Une telle vision est, bien entendu, erronée, elle est le fruit d'une reconstruction de la figure de Charles
Baudelaire, sans juste compréhension de son époque, de la culture de son époque, de l'idéologie
dominante. En réalité, Charles Baudelaire était particulièrement critique des drogues, sa seule
perspective étant la quête esthétique de l'idéal. Il est souvent présenté comme quelqu'un préfigurant le
symbolisme, cependant il est surtout une grande figure du romantisme. S'il fallait définir Charles
Baudelaire, alors il faudrait dire : c'est un romantique. Il voit bien que la bourgeoisie qui domine se
moque de l'esthétique, même si certains esprits jouent aux mécènes. Alors il cherche dans les marges une
certaine vérité, à défaut de la rechercher dans le prolétariat – c'est là qu'il est un romantique et non
quelqu'un ayant le même parcours que Karl Marx (né en 1818, Charles Baudelaire étant né en 1821).
Charles Baudelaire explique ainsi que : « Le beau est toujours bizarre. Je ne veux pas dire qu'il soit
volontairement, froidement bizarre, car dans ce cas il serait un monstre sorti des rails de la vie. Je dis
qu'il contient toujours un peu de bizarrerie, de bizarrerie non voulue, inconsciente, et que c'est cette
bizarrerie qui le fait être particulièrement le Beau. »

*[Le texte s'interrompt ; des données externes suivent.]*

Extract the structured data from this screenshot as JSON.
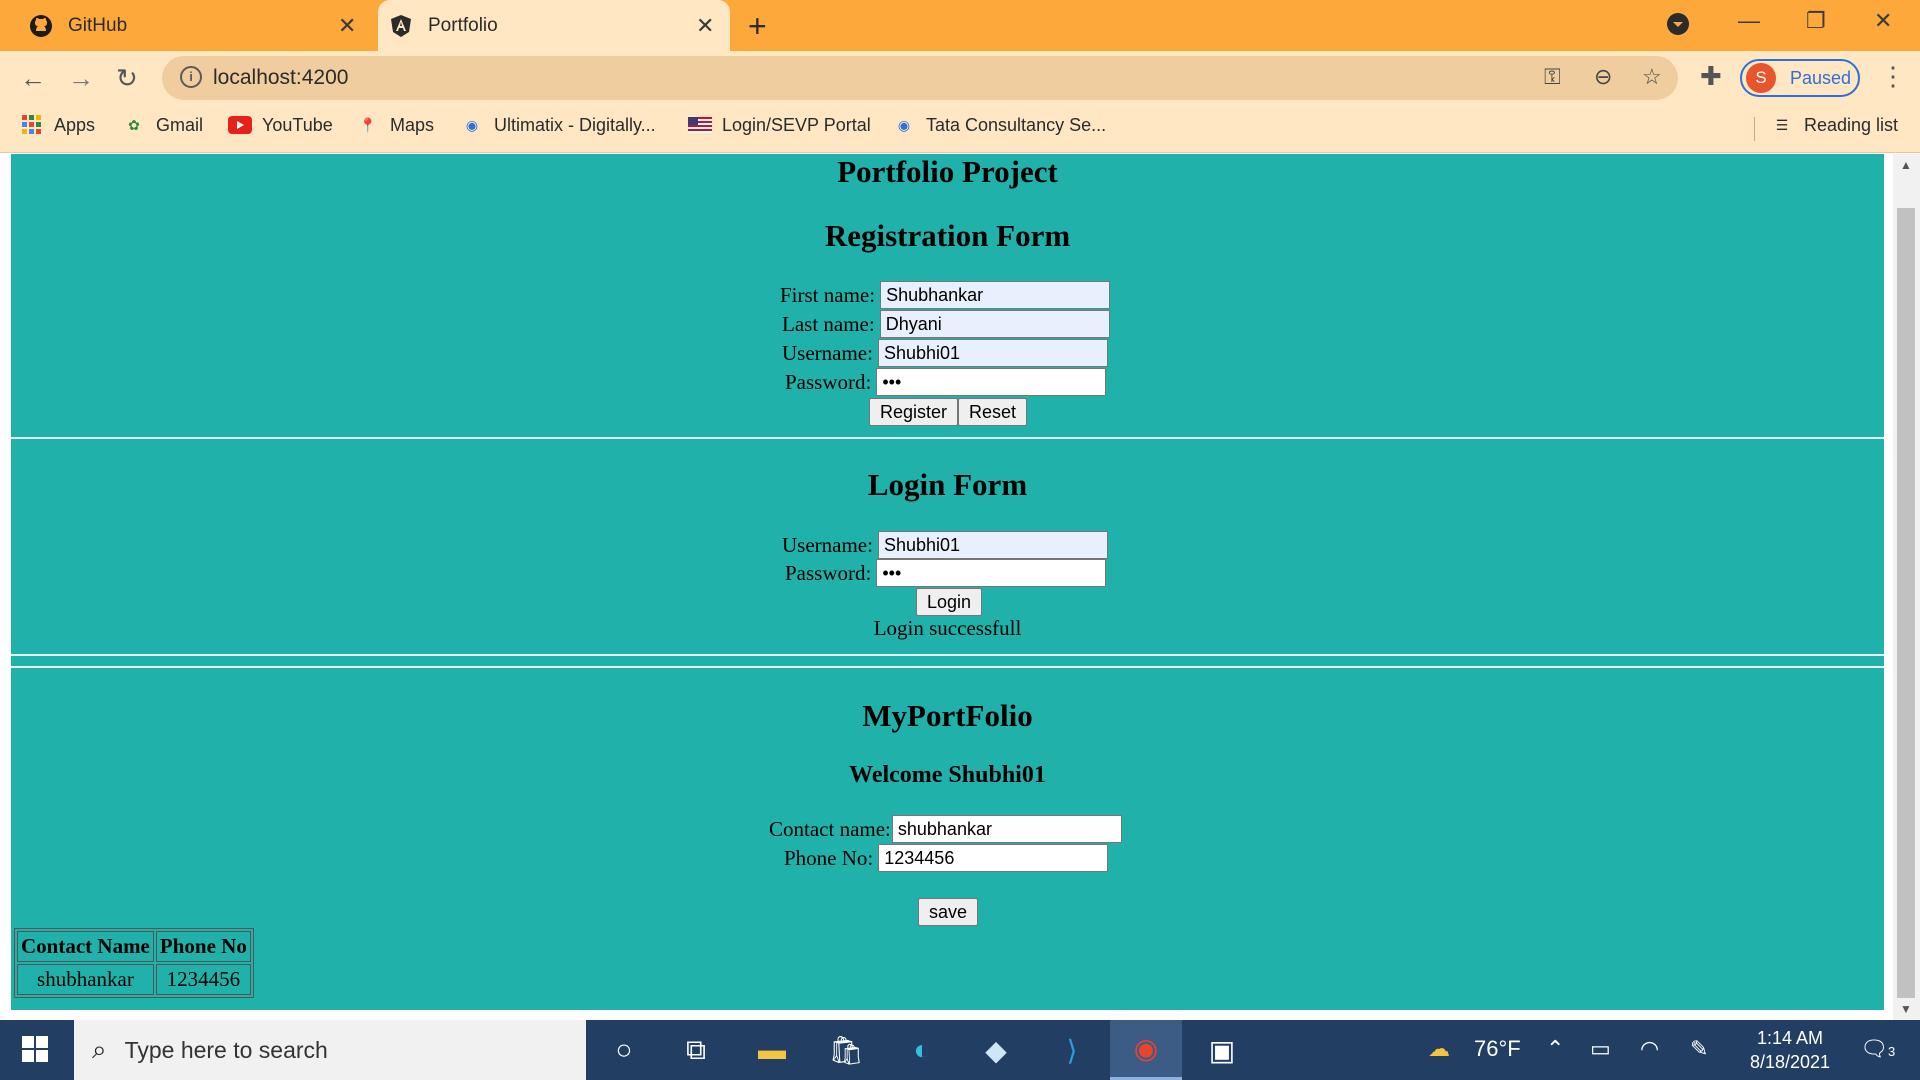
{
  "browser": {
    "tabs": [
      {
        "label": "GitHub",
        "icon": "github-icon"
      },
      {
        "label": "Portfolio",
        "icon": "angular-icon"
      }
    ],
    "url": "localhost:4200",
    "profile": {
      "initial": "S",
      "status": "Paused"
    },
    "bookmarks": [
      "Apps",
      "Gmail",
      "YouTube",
      "Maps",
      "Ultimatix - Digitally...",
      "Login/SEVP Portal",
      "Tata Consultancy Se..."
    ],
    "reading_list": "Reading list",
    "colors": {
      "tab_strip": "#fda83a",
      "toolbar": "#ffe7c4",
      "accent": "#2e6fd8"
    }
  },
  "page": {
    "title": "Portfolio Project",
    "background": "#20b2aa",
    "registration": {
      "heading": "Registration Form",
      "first_name_label": "First name:",
      "first_name_value": "Shubhankar",
      "last_name_label": "Last name:",
      "last_name_value": "Dhyani",
      "username_label": "Username:",
      "username_value": "Shubhi01",
      "password_label": "Password:",
      "password_value": "•••",
      "register_button": "Register",
      "reset_button": "Reset"
    },
    "login": {
      "heading": "Login Form",
      "username_label": "Username:",
      "username_value": "Shubhi01",
      "password_label": "Password:",
      "password_value": "•••",
      "login_button": "Login",
      "message": "Login successfull"
    },
    "portfolio": {
      "heading": "MyPortFolio",
      "welcome": "Welcome Shubhi01",
      "contact_name_label": "Contact name:",
      "contact_name_value": "shubhankar",
      "phone_label": "Phone No:",
      "phone_value": "1234456",
      "save_button": "save",
      "table": {
        "headers": [
          "Contact Name",
          "Phone No"
        ],
        "rows": [
          [
            "shubhankar",
            "1234456"
          ]
        ]
      }
    }
  },
  "taskbar": {
    "search_placeholder": "Type here to search",
    "weather": "76°F",
    "time": "1:14 AM",
    "date": "8/18/2021",
    "notifications": "3"
  }
}
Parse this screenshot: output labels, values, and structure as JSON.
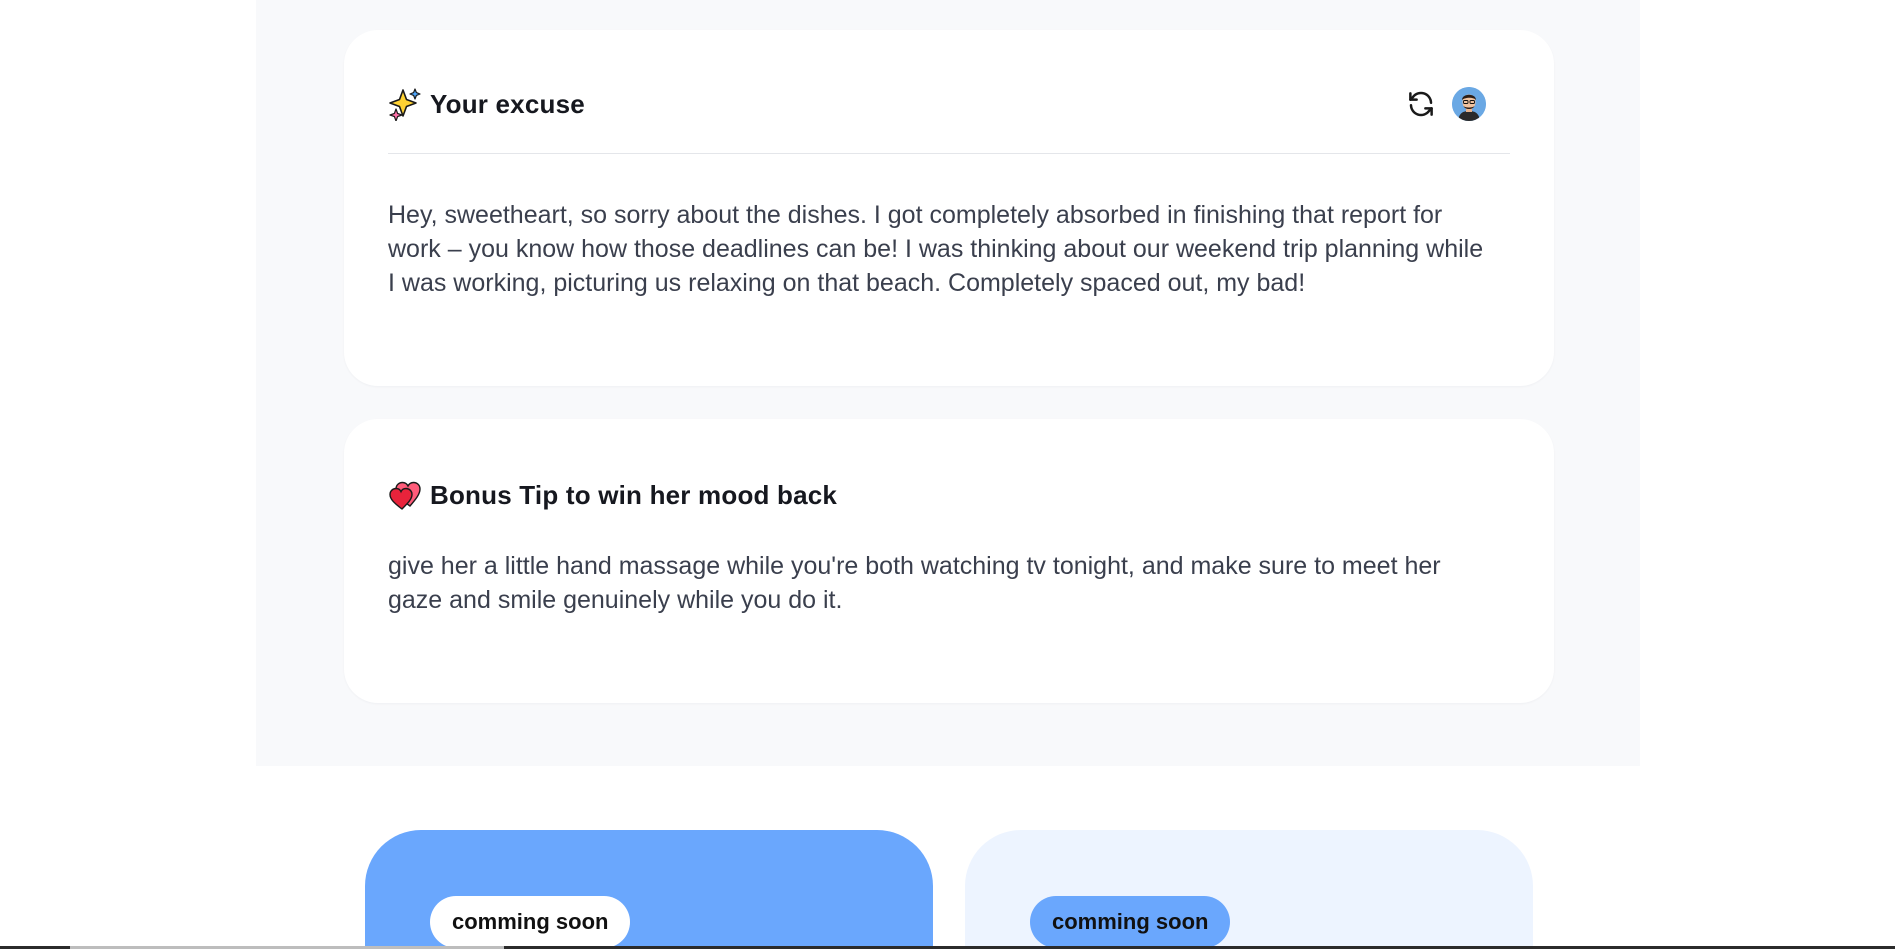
{
  "excuse_card": {
    "title": "Your excuse",
    "header_icon": "sparkles-icon",
    "actions": [
      "refresh-icon",
      "avatar"
    ],
    "text": "Hey, sweetheart, so sorry about the dishes. I got completely absorbed in finishing that report for work – you know how those deadlines can be! I was thinking about our weekend trip planning while I was working, picturing us relaxing on that beach. Completely spaced out, my bad!"
  },
  "tip_card": {
    "title": "Bonus Tip to win her mood back",
    "header_icon": "two-hearts-icon",
    "text": "give her a little hand massage while you're both watching tv tonight, and make sure to meet her gaze and smile genuinely while you do it."
  },
  "promos": [
    {
      "badge": "comming soon"
    },
    {
      "badge": "comming soon"
    }
  ],
  "colors": {
    "accent_blue": "#6aa7fd",
    "light_blue": "#edf4ff",
    "stage_bg": "#f8f9fb"
  }
}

Cela l'amène d'un côté à l'idéalisme le plus complet, à la croyance d'un monde mystique parallèle –
comme dans « Correspondances », dont le principe est emprunté au mystique suédois Emmanuel
Swedenborg (1688-1772), et dont la conception est expliquée de manière extrêmement approfondie dans
le roman Séraphîta d'Honoré de Balzac, qui est pratiquement une œuvre de philosophie très avancée,
d'une grande complexité. Parfois, Charles Baudelaire utilise la mise en avant des aspects négatifs pour
souligner la dimension positive — une démarche tout à fait mystique, celle d'une certaine interprétation
de la Kabbale juive, reprise par des courants magico-religieux. C'est particulièrement apparent dans le
poème « Une charogne », où l'on a l'impression fausse que Charles Baudelaire célèbre un cadavre
pourrissant, alors que les derniers vers montrent qu'il célèbre le caractère éternel de la personne, de son
âme, au-delà du corps. Il est vrai qu'ici Charles Baudelaire a, comme on dit, tendu le bâton pour se faire
battre, et son mysticisme le fait aisément passer pour quelqu'un du même ressort que le protagoniste du
roman Le Horla de Guy de Maupassant.
Toutefois, sa situation amène aussi Charles Baudelaire à une critique sociale, au nom du beau, qui tend
nettement à rejoindre les exigences du marxisme. Dans « Le mauvais vitrier », si Charles Baudelaire a
une attitude personnelle préfigurant clairement la posture fasciste, sa critique du vitrier a une résonance
communiste : « Enfin il parut : j’examinai curieusement toutes ses vitres, et je lui dis : « — Comment ?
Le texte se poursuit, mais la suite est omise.